The album celebrates the classic Detroit techno sound, but it also draws inspiration from Black music television, through the influential Detroit television show The New Dance Show and from music videos by the likes of Rufus and Chaka Khan. Musically, Tygapaw’s research into techno’s pioneers is evident, putting a contemporary twist on time-honoured 4/4 beats and thunderous synth stab motifs from artists like Underground Resistance and Jeff Mills. In contrast, on their collaborations with artist and writer Mandy Harris Williams, Tygapaw departs the dancefloor and looks skywards. Cloudy, amorphous synth pads act as a pillow for Williams’ poetic musings around the theme of freedom.

Get Free is Tygapaw at their most confident, the culmination of years of self-discovery and self-education. I ask them where their fearlessness to thrust themselves into unknown territories and be their own guide comes from. “I feel like I attribute that to me being Jamaican. We’re a bit bold, you know?” they laugh.

 

But they also have a “Fuck it, Imma try it” attitude. “If you can’t find something, you make it. I mean honestly, that’s my ancestors. That’s my shit. If we can’t have access to it, we make the thing, we create it.” Tygapaw credits this mentality to the success of Fake Accent, which after five years of being a home for like-minded queer POC, will be expanding into a record label. With labels often structured in a way that exploits artists, Tygapaw is still in the learning phase, researching how to run Fake Accent ethically and independently. Despite the trepidation of entering unknown territory again, they’re driven by their observation of the lack of Black-owned electronic labels, and is eager to occupy that space.

“Getting outside of my comfort zone and being uncomfortable is a part of growth, and I’m very much a person that’s comfortable with that idea, so I’ll always put myself in that position. Like, ‘OK great, this is going to be uncomfortable but it’s a learning process’ and then I will surely learn a lot, and be able to take from it and build.”

Outside of developing Fake Accent into a label, Tygapaw is focused on staying inside their rosy-pink bedroom studio, continuing to produce music and build a live set in preparation for the eventual return of nightlife. They’re also in the mindset of manifesting, setting their intentions towards film scoring, more studio projects and more tours. I express how we’re going to see ‘Tygapaw 2.0’ emerge once nightlife reopens.

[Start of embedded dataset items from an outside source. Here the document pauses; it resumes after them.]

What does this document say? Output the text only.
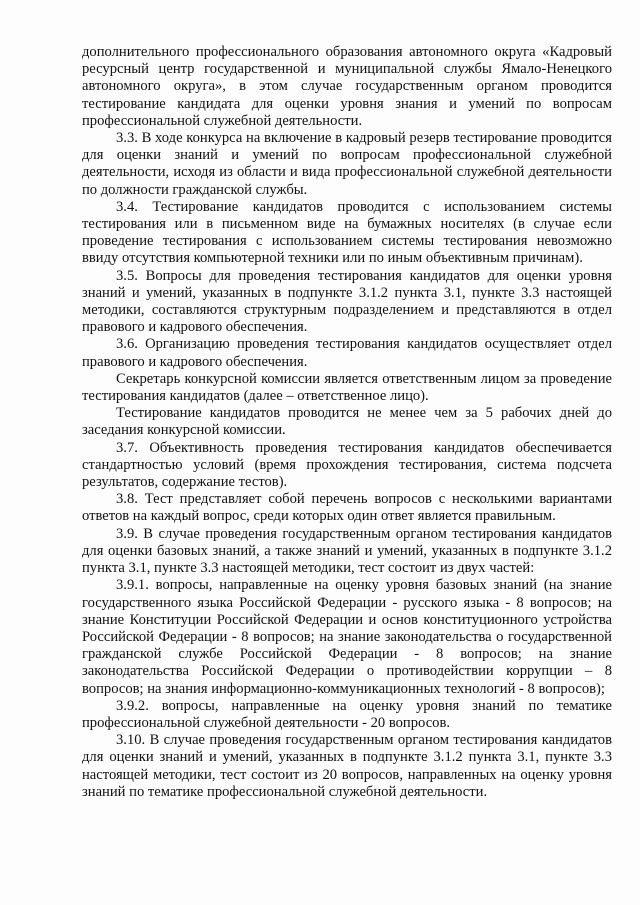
дополнительного профессионального образования автономного округа «Кадровый ресурсный центр государственной и муниципальной службы Ямало-Ненецкого автономного округа», в этом случае государственным органом проводится тестирование кандидата для оценки уровня знания и умений по вопросам профессиональной служебной деятельности.

3.3. В ходе конкурса на включение в кадровый резерв тестирование проводится для оценки знаний и умений по вопросам профессиональной служебной деятельности, исходя из области и вида профессиональной служебной деятельности по должности гражданской службы.

3.4. Тестирование кандидатов проводится с использованием системы тестирования или в письменном виде на бумажных носителях (в случае если проведение тестирования с использованием системы тестирования невозможно ввиду отсутствия компьютерной техники или по иным объективным причинам).

3.5. Вопросы для проведения тестирования кандидатов для оценки уровня знаний и умений, указанных в подпункте 3.1.2 пункта 3.1, пункте 3.3 настоящей методики, составляются структурным подразделением и представляются в отдел правового и кадрового обеспечения.

3.6. Организацию проведения тестирования кандидатов осуществляет отдел правового и кадрового обеспечения.

Секретарь конкурсной комиссии является ответственным лицом за проведение тестирования кандидатов (далее – ответственное лицо).

Тестирование кандидатов проводится не менее чем за 5 рабочих дней до заседания конкурсной комиссии.

3.7. Объективность проведения тестирования кандидатов обеспечивается стандартностью условий (время прохождения тестирования, система подсчета результатов, содержание тестов).

3.8. Тест представляет собой перечень вопросов с несколькими вариантами ответов на каждый вопрос, среди которых один ответ является правильным.

3.9. В случае проведения государственным органом тестирования кандидатов для оценки базовых знаний, а также знаний и умений, указанных в подпункте 3.1.2 пункта 3.1, пункте 3.3 настоящей методики, тест состоит из двух частей:

3.9.1. вопросы, направленные на оценку уровня базовых знаний (на знание государственного языка Российской Федерации - русского языка - 8 вопросов; на знание Конституции Российской Федерации и основ конституционного устройства Российской Федерации - 8 вопросов; на знание законодательства о государственной гражданской службе Российской Федерации - 8 вопросов; на знание законодательства Российской Федерации о противодействии коррупции – 8 вопросов; на знания информационно-коммуникационных технологий - 8 вопросов);

3.9.2. вопросы, направленные на оценку уровня знаний по тематике профессиональной служебной деятельности - 20 вопросов.

3.10. В случае проведения государственным органом тестирования кандидатов для оценки знаний и умений, указанных в подпункте 3.1.2 пункта 3.1, пункте 3.3 настоящей методики, тест состоит из 20 вопросов, направленных на оценку уровня знаний по тематике профессиональной служебной деятельности.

“I like that,” they laugh. “Hell yeah, I agree. If anything, I just feel like I know I want to leave an archive of music that’s reflective of the time that I spent on this earth and what we’ve all been exposed to. Leave it as an artifact for the children so they can hear what the fuck is up, so they know what they need to do to start the revolution. If they don’t start the revolution now, we gotta leave them clues to sort that out, and be like keep on it, be diligent you know?”